Supernova cosmology with the Zwicky Transient Facility


credit: NASA

The Zwicky Transient Facility (ZTF) survey, based in Palomar (US), regularly scans the full visible sky for any new variable objects. This has allowed the creation of the largest sample of nearby Type Ia supernovae - cosmological lighthouses that can be used to measure how fast the Universe is expanding. We now work to improve these distance estimates and use the sample to study properties of the dominating and largely mysterious components of the Universe: dark energy and dark matter.


Rule(r) of the Universe


Type Ia supernovae are standard candles - their uniform brightness allows us to use samples of supernovae as rulers to measure the sizes in the Universe. Current measurement techniques provide distances with about 7% uncertainty, but experimental methods show that this can be improved to  ~4%. Confirming this would spark a new generation of cosmological surveys trying to understand the properties of the, so far, mysterious dark matter and dark energy. This project will use data mining techniques to extract the most relevant standardization properties from large samples of well-measured supernovae.

credit: NASA/JPL-Caltech


Physics from the Empty Universe


credit: Springel et al. (2005)

Most of the volume of our Universe consists of voids. These were primordial low-density regions that have continued losing matter due to gravitational outflows.
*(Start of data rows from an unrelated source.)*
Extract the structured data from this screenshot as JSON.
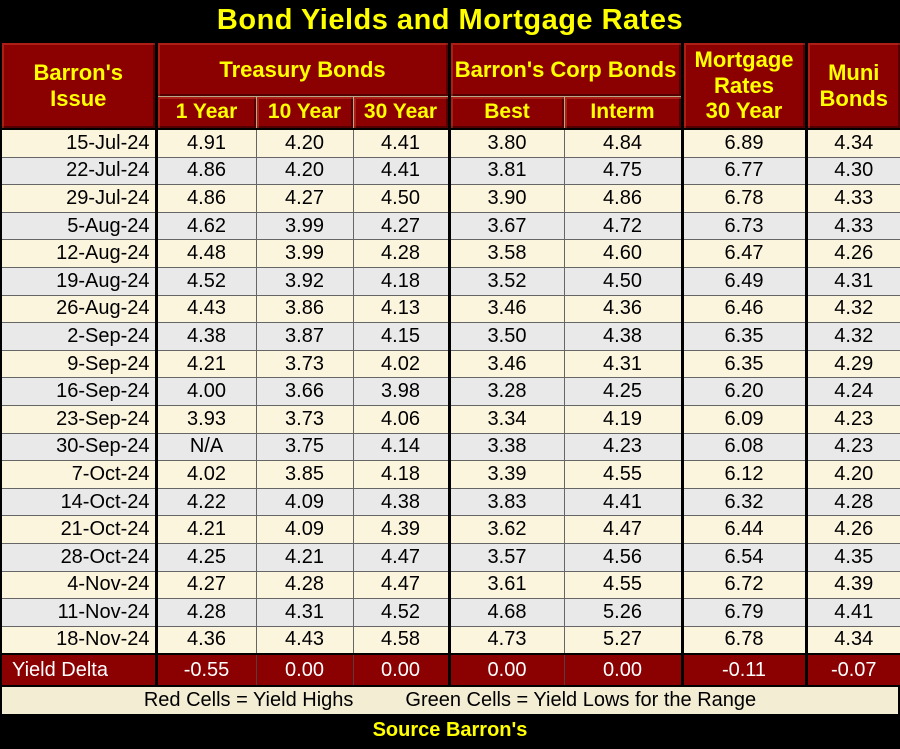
{
  "title": "Bond Yields and Mortgage Rates",
  "colors": {
    "header_maroon": "#8B0000",
    "header_text_yellow": "#FFFF00",
    "cream_row": "#FCF5DE",
    "gray_row": "#E9E9E9",
    "red_highlight": "#F5C7A0",
    "green_highlight": "#C8E2B8",
    "legend_bg": "#F3EDD3"
  },
  "table": {
    "issue_header": {
      "line1": "Barron's",
      "line2": "Issue"
    },
    "treasury": {
      "group": "Treasury Bonds",
      "subs": [
        "1 Year",
        "10 Year",
        "30 Year"
      ]
    },
    "corp": {
      "group": "Barron's Corp Bonds",
      "subs": [
        "Best",
        "Interm"
      ]
    },
    "mortgage_header": {
      "line1": "Mortgage Rates",
      "line2": "30 Year"
    },
    "muni_header": {
      "line1": "Muni",
      "line2": "Bonds"
    },
    "rows": [
      {
        "date": "15-Jul-24",
        "cells": [
          [
            "4.91",
            "red"
          ],
          [
            "4.20",
            ""
          ],
          [
            "4.41",
            ""
          ],
          [
            "3.80",
            ""
          ],
          [
            "4.84",
            ""
          ],
          [
            "6.89",
            "red"
          ],
          [
            "4.34",
            ""
          ]
        ]
      },
      {
        "date": "22-Jul-24",
        "cells": [
          [
            "4.86",
            ""
          ],
          [
            "4.20",
            ""
          ],
          [
            "4.41",
            ""
          ],
          [
            "3.81",
            ""
          ],
          [
            "4.75",
            ""
          ],
          [
            "6.77",
            ""
          ],
          [
            "4.30",
            ""
          ]
        ]
      },
      {
        "date": "29-Jul-24",
        "cells": [
          [
            "4.86",
            ""
          ],
          [
            "4.27",
            ""
          ],
          [
            "4.50",
            ""
          ],
          [
            "3.90",
            ""
          ],
          [
            "4.86",
            ""
          ],
          [
            "6.78",
            ""
          ],
          [
            "4.33",
            ""
          ]
        ]
      },
      {
        "date": "5-Aug-24",
        "cells": [
          [
            "4.62",
            ""
          ],
          [
            "3.99",
            ""
          ],
          [
            "4.27",
            ""
          ],
          [
            "3.67",
            ""
          ],
          [
            "4.72",
            ""
          ],
          [
            "6.73",
            ""
          ],
          [
            "4.33",
            ""
          ]
        ]
      },
      {
        "date": "12-Aug-24",
        "cells": [
          [
            "4.48",
            ""
          ],
          [
            "3.99",
            ""
          ],
          [
            "4.28",
            ""
          ],
          [
            "3.58",
            ""
          ],
          [
            "4.60",
            ""
          ],
          [
            "6.47",
            ""
          ],
          [
            "4.26",
            ""
          ]
        ]
      },
      {
        "date": "19-Aug-24",
        "cells": [
          [
            "4.52",
            ""
          ],
          [
            "3.92",
            ""
          ],
          [
            "4.18",
            ""
          ],
          [
            "3.52",
            ""
          ],
          [
            "4.50",
            ""
          ],
          [
            "6.49",
            ""
          ],
          [
            "4.31",
            ""
          ]
        ]
      },
      {
        "date": "26-Aug-24",
        "cells": [
          [
            "4.43",
            ""
          ],
          [
            "3.86",
            ""
          ],
          [
            "4.13",
            ""
          ],
          [
            "3.46",
            ""
          ],
          [
            "4.36",
            ""
          ],
          [
            "6.46",
            ""
          ],
          [
            "4.32",
            ""
          ]
        ]
      },
      {
        "date": "2-Sep-24",
        "cells": [
          [
            "4.38",
            ""
          ],
          [
            "3.87",
            ""
          ],
          [
            "4.15",
            ""
          ],
          [
            "3.50",
            ""
          ],
          [
            "4.38",
            ""
          ],
          [
            "6.35",
            ""
          ],
          [
            "4.32",
            ""
          ]
        ]
      },
      {
        "date": "9-Sep-24",
        "cells": [
          [
            "4.21",
            ""
          ],
          [
            "3.73",
            ""
          ],
          [
            "4.02",
            ""
          ],
          [
            "3.46",
            ""
          ],
          [
            "4.31",
            ""
          ],
          [
            "6.35",
            ""
          ],
          [
            "4.29",
            ""
          ]
        ]
      },
      {
        "date": "16-Sep-24",
        "cells": [
          [
            "4.00",
            ""
          ],
          [
            "3.66",
            "green"
          ],
          [
            "3.98",
            "green"
          ],
          [
            "3.28",
            "green"
          ],
          [
            "4.25",
            ""
          ],
          [
            "6.20",
            ""
          ],
          [
            "4.24",
            ""
          ]
        ]
      },
      {
        "date": "23-Sep-24",
        "cells": [
          [
            "3.93",
            "green"
          ],
          [
            "3.73",
            ""
          ],
          [
            "4.06",
            ""
          ],
          [
            "3.34",
            ""
          ],
          [
            "4.19",
            "green"
          ],
          [
            "6.09",
            ""
          ],
          [
            "4.23",
            ""
          ]
        ]
      },
      {
        "date": "30-Sep-24",
        "cells": [
          [
            "N/A",
            ""
          ],
          [
            "3.75",
            ""
          ],
          [
            "4.14",
            ""
          ],
          [
            "3.38",
            ""
          ],
          [
            "4.23",
            ""
          ],
          [
            "6.08",
            "green"
          ],
          [
            "4.23",
            ""
          ]
        ]
      },
      {
        "date": "7-Oct-24",
        "cells": [
          [
            "4.02",
            ""
          ],
          [
            "3.85",
            ""
          ],
          [
            "4.18",
            ""
          ],
          [
            "3.39",
            ""
          ],
          [
            "4.55",
            ""
          ],
          [
            "6.12",
            ""
          ],
          [
            "4.20",
            "green"
          ]
        ]
      },
      {
        "date": "14-Oct-24",
        "cells": [
          [
            "4.22",
            ""
          ],
          [
            "4.09",
            ""
          ],
          [
            "4.38",
            ""
          ],
          [
            "3.83",
            ""
          ],
          [
            "4.41",
            ""
          ],
          [
            "6.32",
            ""
          ],
          [
            "4.28",
            ""
          ]
        ]
      },
      {
        "date": "21-Oct-24",
        "cells": [
          [
            "4.21",
            ""
          ],
          [
            "4.09",
            ""
          ],
          [
            "4.39",
            ""
          ],
          [
            "3.62",
            ""
          ],
          [
            "4.47",
            ""
          ],
          [
            "6.44",
            ""
          ],
          [
            "4.26",
            ""
          ]
        ]
      },
      {
        "date": "28-Oct-24",
        "cells": [
          [
            "4.25",
            ""
          ],
          [
            "4.21",
            ""
          ],
          [
            "4.47",
            ""
          ],
          [
            "3.57",
            ""
          ],
          [
            "4.56",
            ""
          ],
          [
            "6.54",
            ""
          ],
          [
            "4.35",
            ""
          ]
        ]
      },
      {
        "date": "4-Nov-24",
        "cells": [
          [
            "4.27",
            ""
          ],
          [
            "4.28",
            ""
          ],
          [
            "4.47",
            ""
          ],
          [
            "3.61",
            ""
          ],
          [
            "4.55",
            ""
          ],
          [
            "6.72",
            ""
          ],
          [
            "4.39",
            ""
          ]
        ]
      },
      {
        "date": "11-Nov-24",
        "cells": [
          [
            "4.28",
            ""
          ],
          [
            "4.31",
            ""
          ],
          [
            "4.52",
            ""
          ],
          [
            "4.68",
            ""
          ],
          [
            "5.26",
            ""
          ],
          [
            "6.79",
            ""
          ],
          [
            "4.41",
            "red"
          ]
        ]
      },
      {
        "date": "18-Nov-24",
        "cells": [
          [
            "4.36",
            ""
          ],
          [
            "4.43",
            "red"
          ],
          [
            "4.58",
            "red"
          ],
          [
            "4.73",
            "red"
          ],
          [
            "5.27",
            "red"
          ],
          [
            "6.78",
            ""
          ],
          [
            "4.34",
            ""
          ]
        ]
      }
    ],
    "delta_row": {
      "label": "Yield Delta",
      "values": [
        "-0.55",
        "0.00",
        "0.00",
        "0.00",
        "0.00",
        "-0.11",
        "-0.07"
      ]
    }
  },
  "legend": {
    "red_label": "Red Cells = Yield Highs",
    "green_label": "Green Cells = Yield Lows for the Range"
  },
  "source": "Source Barron's"
}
They are critical to our understanding of 𝛬CDM, the cosmological standard model, both due to the lingering imprint of pre-inflationary quantum fluctuations and the fact that dark energy is expected to dominate the dynamics today. Void projects focuses on the characterization of voids in the nearby Universe and what we can learn about them from peculiar velocities of Type Ia supernovae found in and surrounding voids.